Perhaps I can focus on a subset of this processing and write this up since it seems like there's at least some interest in real examples. As pointed out in a reply to a sibling comment, I don't guarantee that my starting code is the best that pandas can do -- to be honest, the runtime of the original code did not line up with my intuition of how long these operations should take. Maybe someone will school me but either way switching to polars was a relatively easy win that came with other benefits and feels right to me in a way that pandas never did.

mmaunder · on Jan 9, 2024

Is polars not parallelizing some ops on the GPU?
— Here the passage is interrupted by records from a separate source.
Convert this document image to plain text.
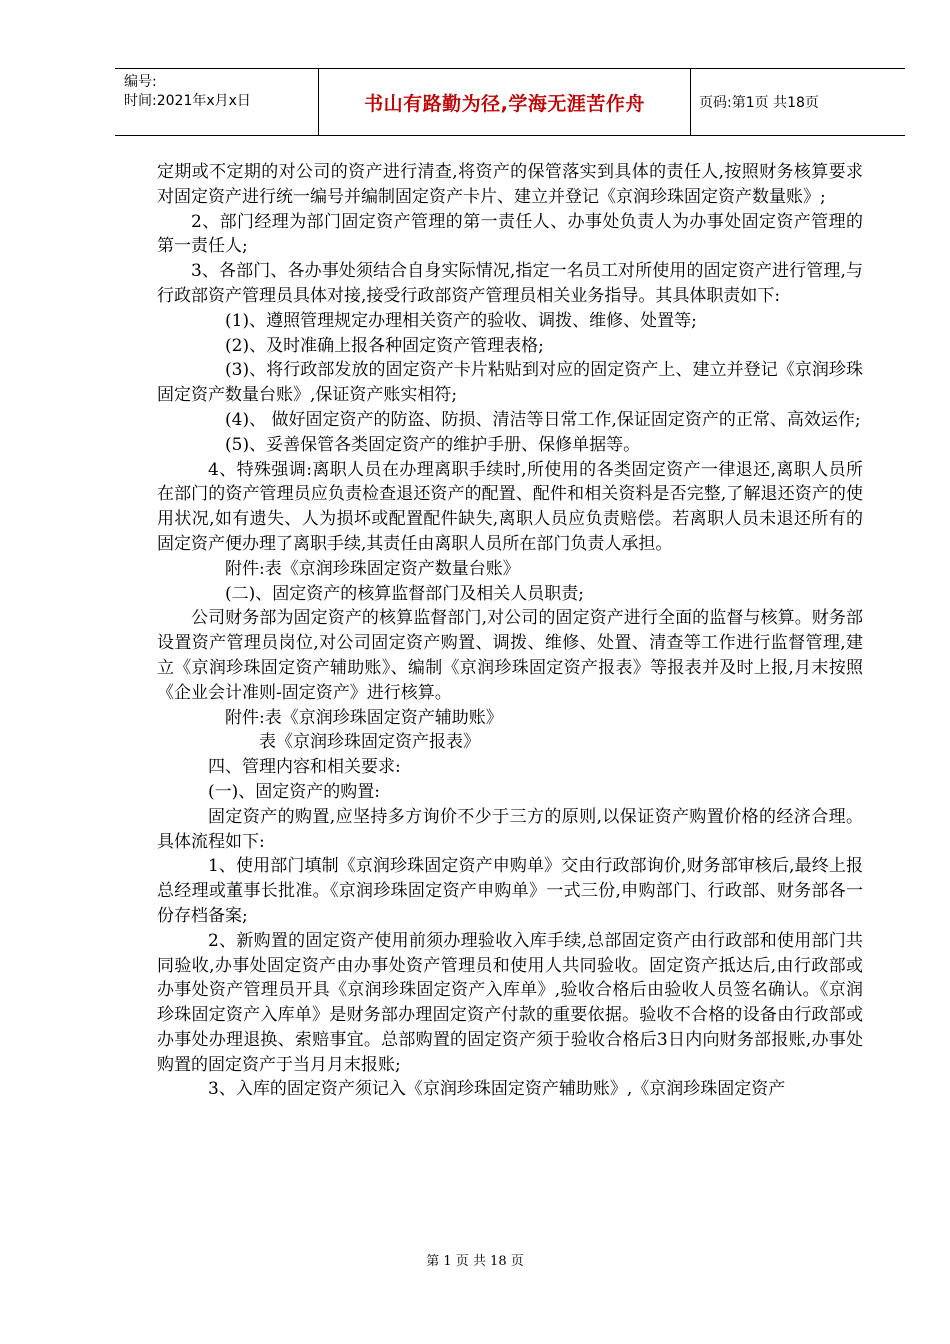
编号:
时间:2021年x月x日	书山有路勤为径,学海无涯苦作舟	页码:第1页 共18页

定期或不定期的对公司的资产进行清查,将资产的保管落实到具体的责任人,按照财务核算要求对固定资产进行统一编号并编制固定资产卡片、建立并登记《京润珍珠固定资产数量账》;

2、部门经理为部门固定资产管理的第一责任人、办事处负责人为办事处固定资产管理的第一责任人;

3、各部门、各办事处须结合自身实际情况,指定一名员工对所使用的固定资产进行管理,与行政部资产管理员具体对接,接受行政部资产管理员相关业务指导。其具体职责如下:

(1)、遵照管理规定办理相关资产的验收、调拨、维修、处置等;

(2)、及时准确上报各种固定资产管理表格;

(3)、将行政部发放的固定资产卡片粘贴到对应的固定资产上、建立并登记《京润珍珠固定资产数量台账》,保证资产账实相符;

(4)、 做好固定资产的防盗、防损、清洁等日常工作,保证固定资产的正常、高效运作;

(5)、妥善保管各类固定资产的维护手册、保修单据等。

4、特殊强调:离职人员在办理离职手续时,所使用的各类固定资产一律退还,离职人员所在部门的资产管理员应负责检查退还资产的配置、配件和相关资料是否完整,了解退还资产的使用状况,如有遗失、人为损坏或配置配件缺失,离职人员应负责赔偿。若离职人员未退还所有的固定资产便办理了离职手续,其责任由离职人员所在部门负责人承担。

附件:表《京润珍珠固定资产数量台账》

(二)、固定资产的核算监督部门及相关人员职责;

公司财务部为固定资产的核算监督部门,对公司的固定资产进行全面的监督与核算。财务部设置资产管理员岗位,对公司固定资产购置、调拨、维修、处置、清查等工作进行监督管理,建立《京润珍珠固定资产辅助账》、编制《京润珍珠固定资产报表》等报表并及时上报,月末按照《企业会计准则-固定资产》进行核算。

附件:表《京润珍珠固定资产辅助账》

表《京润珍珠固定资产报表》

四、管理内容和相关要求:

(一)、固定资产的购置:

固定资产的购置,应坚持多方询价不少于三方的原则,以保证资产购置价格的经济合理。具体流程如下:

1、使用部门填制《京润珍珠固定资产申购单》交由行政部询价,财务部审核后,最终上报总经理或董事长批准。《京润珍珠固定资产申购单》一式三份,申购部门、行政部、财务部各一份存档备案;

2、新购置的固定资产使用前须办理验收入库手续,总部固定资产由行政部和使用部门共同验收,办事处固定资产由办事处资产管理员和使用人共同验收。固定资产抵达后,由行政部或办事处资产管理员开具《京润珍珠固定资产入库单》,验收合格后由验收人员签名确认。《京润珍珠固定资产入库单》是财务部办理固定资产付款的重要依据。验收不合格的设备由行政部或办事处办理退换、索赔事宜。总部购置的固定资产须于验收合格后3日内向财务部报账,办事处购置的固定资产于当月月末报账;

3、入库的固定资产须记入《京润珍珠固定资产辅助账》,《京润珍珠固定资产

第 1 页 共 18 页
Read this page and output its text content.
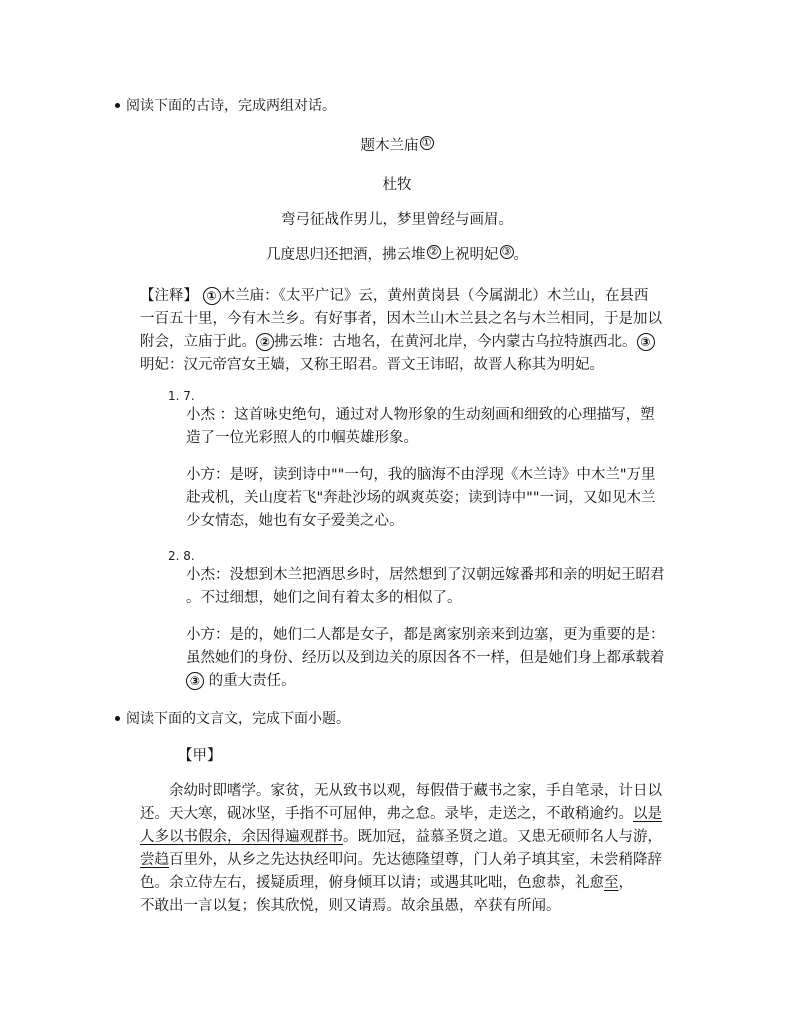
阅读下面的古诗，完成两组对话。
题木兰庙 ①
杜牧
弯弓征战作男儿，梦里曾经与画眉。
几度思归还把酒，拂云堆 ② 上祝明妃 ③ 。
【注释】 ① 木兰庙：《太平广记》云，黄州黄岗县（今属湖北）木兰山，在县西
一百五十里，今有木兰乡。有好事者，因木兰山木兰县之名与木兰相同，于是加以
附会，立庙于此。 ② 拂云堆：古地名，在黄河北岸，今内蒙古乌拉特旗西北。 ③
明妃：汉元帝宫女王嫱，又称王昭君。晋文王讳昭，故晋人称其为明妃。
1. 7.
小杰 ：这首咏史绝句，通过对人物形象的生动刻画和细致的心理描写，塑
造了一位光彩照人的巾帼英雄形象。
小方：是呀，读到诗中""一句，我的脑海不由浮现《木兰诗》中木兰"万里
赴戎机，关山度若飞"奔赴沙场的飒爽英姿；读到诗中""一词，又如见木兰
少女情态，她也有女子爱美之心。
2. 8.
小杰：没想到木兰把酒思乡时，居然想到了汉朝远嫁番邦和亲的明妃王昭君
。不过细想，她们之间有着太多的相似了。
小方：是的，她们二人都是女子，都是离家别亲来到边塞，更为重要的是：
虽然她们的身份、经历以及到边关的原因各不一样，但是她们身上都承载着
③ 的重大责任。
阅读下面的文言文，完成下面小题。
【甲】
余幼时即嗜学。家贫，无从致书以观，每假借于藏书之家，手自笔录，计日以
还。天大寒，砚冰坚，手指不可屈伸，弗之怠。录毕，走送之，不敢稍逾约。以是
人多以书假余，余因得遍观群书。既加冠，益慕圣贤之道。又患无硕师名人与游，
尝趋百里外，从乡之先达执经叩问。先达德隆望尊，门人弟子填其室，未尝稍降辞
色。余立侍左右，援疑质理，俯身倾耳以请；或遇其叱咄，色愈恭，礼愈至，
不敢出一言以复；俟其欣悦，则又请焉。故余虽愚，卒获有所闻。
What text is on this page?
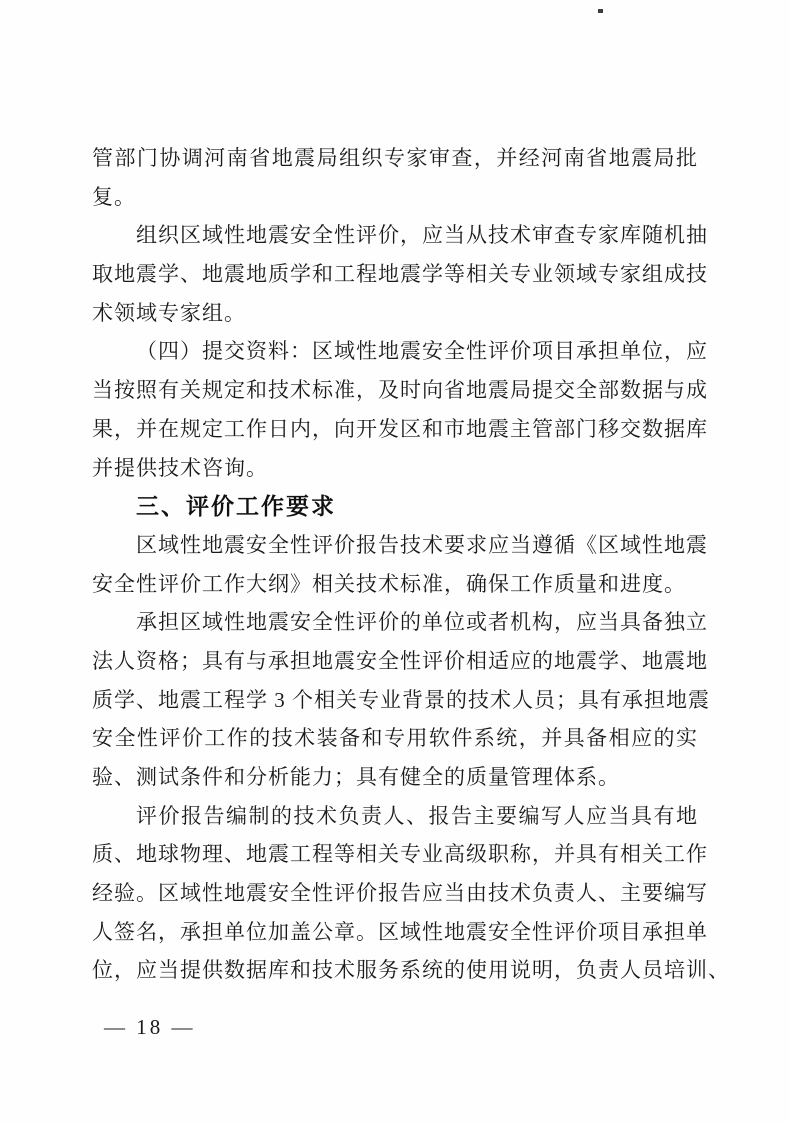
管部门协调河南省地震局组织专家审查，并经河南省地震局批
复。
组织区域性地震安全性评价，应当从技术审查专家库随机抽
取地震学、地震地质学和工程地震学等相关专业领域专家组成技
术领域专家组。
（四）提交资料：区域性地震安全性评价项目承担单位，应
当按照有关规定和技术标准，及时向省地震局提交全部数据与成
果，并在规定工作日内，向开发区和市地震主管部门移交数据库
并提供技术咨询。
三、评价工作要求
区域性地震安全性评价报告技术要求应当遵循《区域性地震
安全性评价工作大纲》相关技术标准，确保工作质量和进度。
承担区域性地震安全性评价的单位或者机构，应当具备独立
法人资格；具有与承担地震安全性评价相适应的地震学、地震地
质学、地震工程学 3 个相关专业背景的技术人员；具有承担地震
安全性评价工作的技术装备和专用软件系统，并具备相应的实
验、测试条件和分析能力；具有健全的质量管理体系。
评价报告编制的技术负责人、报告主要编写人应当具有地
质、地球物理、地震工程等相关专业高级职称，并具有相关工作
经验。区域性地震安全性评价报告应当由技术负责人、主要编写
人签名，承担单位加盖公章。区域性地震安全性评价项目承担单
位，应当提供数据库和技术服务系统的使用说明，负责人员培训、
— 18 —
theLiminator · on Jan 9, 2024

It has zero GPU support for now.

lmeyerov · on Jan 9, 2024

Important point.

Nowadays, we write a pure pandas version, and when the data needs to be 100X bigger and faster, change almost nothing and have it run on the GPU via cudf, a GPU runtime that fully follows the pandas API. Most recently, we port GFQL (Cypher graph queries on dataframes) to GPU execution over the holiday weekend and it already beats most Cypher implementations. Think billions of edges traversed per second on a cheap 5 year old GPU.

We're planning the bigger than memory & multi node versions next, for both CPU + GPU, and while cudf leans towards dask_cudf, plans are still TBD. Polars, Ray, and Dask all have sweet spots here.

maronato · on Jan 9, 2024

According to GitHub, 90% of Pandas’ codebase is written in Python, which probably means there’s a lot of language overhead during operations compared to the rust code in polars.

That, plus parallelism, probably explains the performance difference. If anything, 60x sounds conservative to me.

theLiminator · on Jan 9, 2024

I think with parallelism that difference is realistic, definitely not in single core performance though, most of pandas is implemented in numpy which should be pretty fast.

mmaunder · on Jan 9, 2024

Bloody hell!! Thanks, that's exactly the kind of comment I was hoping to see. Sounds like a bit of an Apache --> Nginx moment for dataframes. Super cool!!

radus · on Jan 9, 2024

To add some balance:

- I can't rule out that a pandas wizard couldn't have achieved the same speed-up in pandas

- polars code was slightly more verbose. For example, when calculating columns based on other columns in the same chain, in pandas, each new column can be defined as a kwarg in a single call to `assign`, whereas in polars, columns that depend on other must be defined in their own calls to `with_columns`

- handling of categoricals in polars seemed a little underbaked, though my main complaint, that categories cannot be pre-defined, seems to have been recently addressed: https://github.com/pola-rs/polars/issues/10705

- polars is not yet 1.0, breaking changes will happen

billyjmc · on Jan 9, 2024

Regarding your second point, you can use the walrus operator to retain the results of a computation within a single `.with_columns()` call. See https://stackoverflow.com/a/77609494

Edited to add: also, if you’re using a lazy dataframe, you can just naively do the same operation twice (once to store it in a named column and once again in the subsequent computation), and Polars will use common subexpression elimination (CSE) to prevent recomputing the result. You can verify this is true using the `.explain()` method of a lazy dataframe operation containing the `.with_columns()` call.

radus · on Jan 9, 2024

That's awesome, thanks for sharing! Though tbh I'm not likely to use it.. it's a bit too magical - though still a delicious hack.

billyjmc · on Jan 9, 2024

I just edited my comment above to add more info about common subexpression elimination. It’s magic that happens behind your back on lazy dataframes. Polars is great!